There’s been a trend in recent years where luxury fashion companies hire big name film directors and stars for a TV spot or short video. I’ve found most to be pretty lack luster for the exception of David Lynch’s work with Calvin Klein and Gucci; even on blatantly commercial endeavors Lynch’s vision shines through. But I had fun with this series of spots for Prada by famed indie director Wes Anderson and his frequent collaborator Roman Coppola. It’s no Rushmore, but it was cool seeing Anderson’s usual tropes of centered framing and whip pans in this context.
Developer Jonathan Christopher on the big announcement that Chrome is splitting away from Webkit into its own engine, Blink:
I can’t help but be super psyched about this announcement. While a big, short-sighted part of me finds the whole Google aspect unsettling, I think I stand behind what positive byproducts of these changes. We can’t deny Apple’s direct influence on the WebKit project, and we can’t look past the changes that will happen with that project once the Google contributions cease. We need to keep in mind though that it might be inspirational for both projects which in turn benefits the world at large.
I generally share Christopher’s enthusiasm. My first reaction was largely negative: will we to have to run different testing and development patterns for Safari and Chrome? But of the “big four” tech companies (Amazon, Apple, Facebook, Google), Google is pushing our perception of the web forward the most. I’m excited to see what they’ll do with Blink and Chrome moving forward.

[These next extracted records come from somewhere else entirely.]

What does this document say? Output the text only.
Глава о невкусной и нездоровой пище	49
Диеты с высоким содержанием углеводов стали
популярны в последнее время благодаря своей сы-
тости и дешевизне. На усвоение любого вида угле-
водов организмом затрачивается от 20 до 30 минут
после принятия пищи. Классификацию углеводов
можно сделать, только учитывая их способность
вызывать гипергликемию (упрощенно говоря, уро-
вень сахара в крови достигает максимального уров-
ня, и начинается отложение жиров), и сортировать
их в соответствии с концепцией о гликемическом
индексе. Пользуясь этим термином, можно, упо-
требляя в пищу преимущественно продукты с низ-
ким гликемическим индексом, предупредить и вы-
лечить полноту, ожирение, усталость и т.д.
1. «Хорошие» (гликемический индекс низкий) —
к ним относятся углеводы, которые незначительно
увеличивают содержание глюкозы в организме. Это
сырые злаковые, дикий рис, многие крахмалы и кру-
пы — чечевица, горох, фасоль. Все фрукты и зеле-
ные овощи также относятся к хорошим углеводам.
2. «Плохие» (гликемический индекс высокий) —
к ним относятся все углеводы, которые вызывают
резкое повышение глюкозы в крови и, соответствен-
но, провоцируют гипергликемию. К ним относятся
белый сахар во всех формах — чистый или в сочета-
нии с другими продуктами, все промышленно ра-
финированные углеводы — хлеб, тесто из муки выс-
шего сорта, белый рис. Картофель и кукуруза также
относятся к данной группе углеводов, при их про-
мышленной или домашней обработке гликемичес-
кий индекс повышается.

Classic film buff Jordan Krug collects and scans contact sheets from a bunch of legendary films, posting the results on his blog. The majority are rare and unpublished. Just scanning the past few week, there’s work here from Chinatown, Rocky and Dirty Harry. Really cool stuff.

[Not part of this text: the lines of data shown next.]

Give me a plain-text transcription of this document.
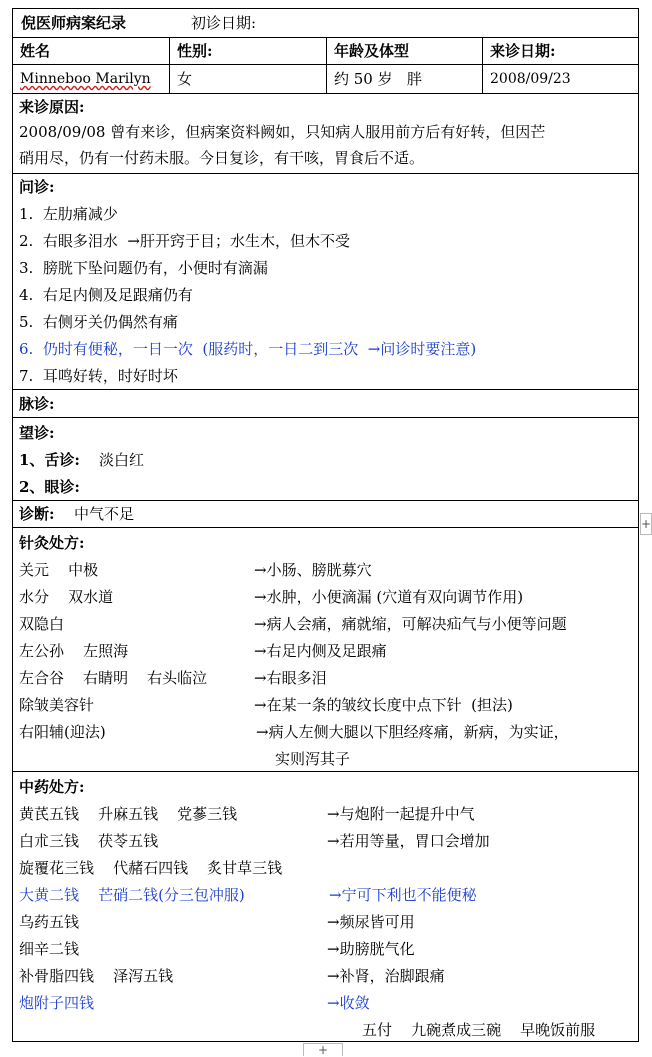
倪医师病案纪录	初诊日期:
姓名	性别:	年龄及体型	来诊日期:
Minneboo Marilyn 女	约 50 岁   胖	2008/09/23
来诊原因:
2008/09/08 曾有来诊，但病案资料阙如，只知病人服用前方后有好转，但因芒
硝用尽，仍有一付药未服。今日复诊，有干咳，胃食后不适。
问诊:
1.  左肋痛减少
2.  右眼多泪水  →肝开窍于目；水生木，但木不受
3.  膀胱下坠问题仍有，小便时有滴漏
4.  右足内侧及足跟痛仍有
5.  右侧牙关仍偶然有痛
6.  仍时有便秘，一日一次  (服药时，一日二到三次  →问诊时要注意)
7.  耳鸣好转，时好时坏
脉诊:
望诊:
1、舌诊: 淡白红
2、眼诊:
诊断: 中气不足
针灸处方:
关元    中极	→小肠、膀胱募穴
水分    双水道	→水肿，小便滴漏 (穴道有双向调节作用)
双隐白	→病人会痛，痛就缩，可解决疝气与小便等问题
左公孙    左照海	→右足内侧及足跟痛
左合谷    右睛明    右头临泣	→右眼多泪
除皱美容针	→在某一条的皱纹长度中点下针  (担法)
右阳辅(迎法)	→病人左侧大腿以下胆经疼痛，新病，为实证，
实则泻其子
中药处方:
黄芪五钱    升麻五钱    党蔘三钱	→与炮附一起提升中气
白朮三钱    茯苓五钱	→若用等量，胃口会增加
旋覆花三钱    代赭石四钱    炙甘草三钱
大黄二钱    芒硝二钱(分三包冲服)	→宁可下利也不能便秘
乌药五钱	→频尿皆可用
细辛二钱	→助膀胱气化
补骨脂四钱    泽泻五钱	→补肾，治脚跟痛
炮附子四钱	→收敛
五付    九碗煮成三碗    早晚饭前服
+
+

I’ve got a lot of respect for web designer Chris Coyier. His Css Tricks is pretty much the definitive resource I head to when looking up CSS techniques. That’s when, via a pretty random Google search, I came upon this talk he gave late last year. Really great advice here, from development setup to deployment strategy. Chris is a entertaining speaker as well; you won’t get bored.

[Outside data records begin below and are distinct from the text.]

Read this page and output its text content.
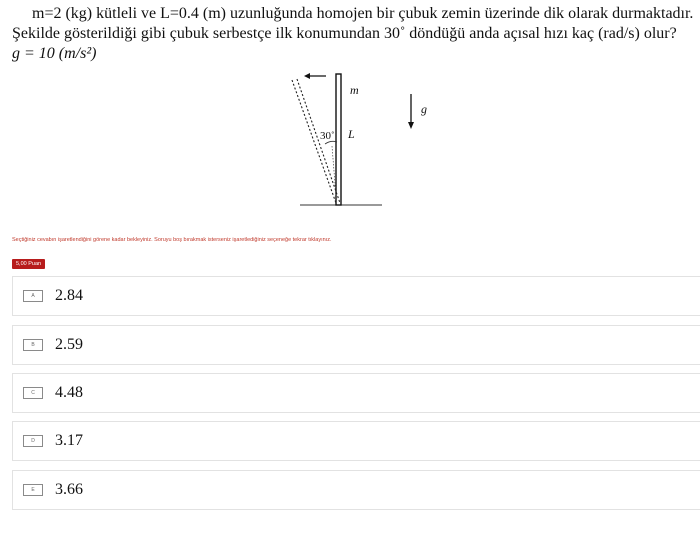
m=2 (kg) kütleli ve L=0.4 (m) uzunluğunda homojen bir çubuk zemin üzerinde dik olarak durmaktadır.
Şekilde gösterildiği gibi çubuk serbestçe ilk konumundan 30˚ döndüğü anda açısal hızı kaç (rad/s) olur?
g = 10 (m/s²)
30˚ L
m
g⃗
Seçtiğiniz cevabın işaretlendiğini görene kadar bekleyiniz. Soruyu boş bırakmak isterseniz işaretlediğiniz seçeneğe tekrar tıklayınız.
5,00 Puan
A	2.84
B	2.59
C	4.48
D	3.17
E	3.66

Nice photo work profiling the many coders, testers, artists and more that worked behind the scenes at the just closed LucasArts. Admittedly the gaming studio had little output in the last six years or so. Yet during the mid 90s, it was a unstoppable force for adventure gaming: the Monkey Island series, Grim Fandango, Sam & Max and much more. LucasArts and Sierra were the gaming giants that powered the majority of my gaming in the late 80s and early 90s; a bit sad to see them shutter like this.
A common problem we have as web developers is sharing a web site or app we’re running off localhost to others. Yes, you can always have a quick deployment strategy, but Localtunnel provides something a bit slicker and easier. Just install the Ruby gem, run a command and you’ve got a subdomain on localtunnel.com to share to your coworkers and clients. Granted, it’s no substitute for a full deployment environment, especially in the context of formalized QA testing, but especially for quick shares and checkins with coworkers, it’s a nice idea.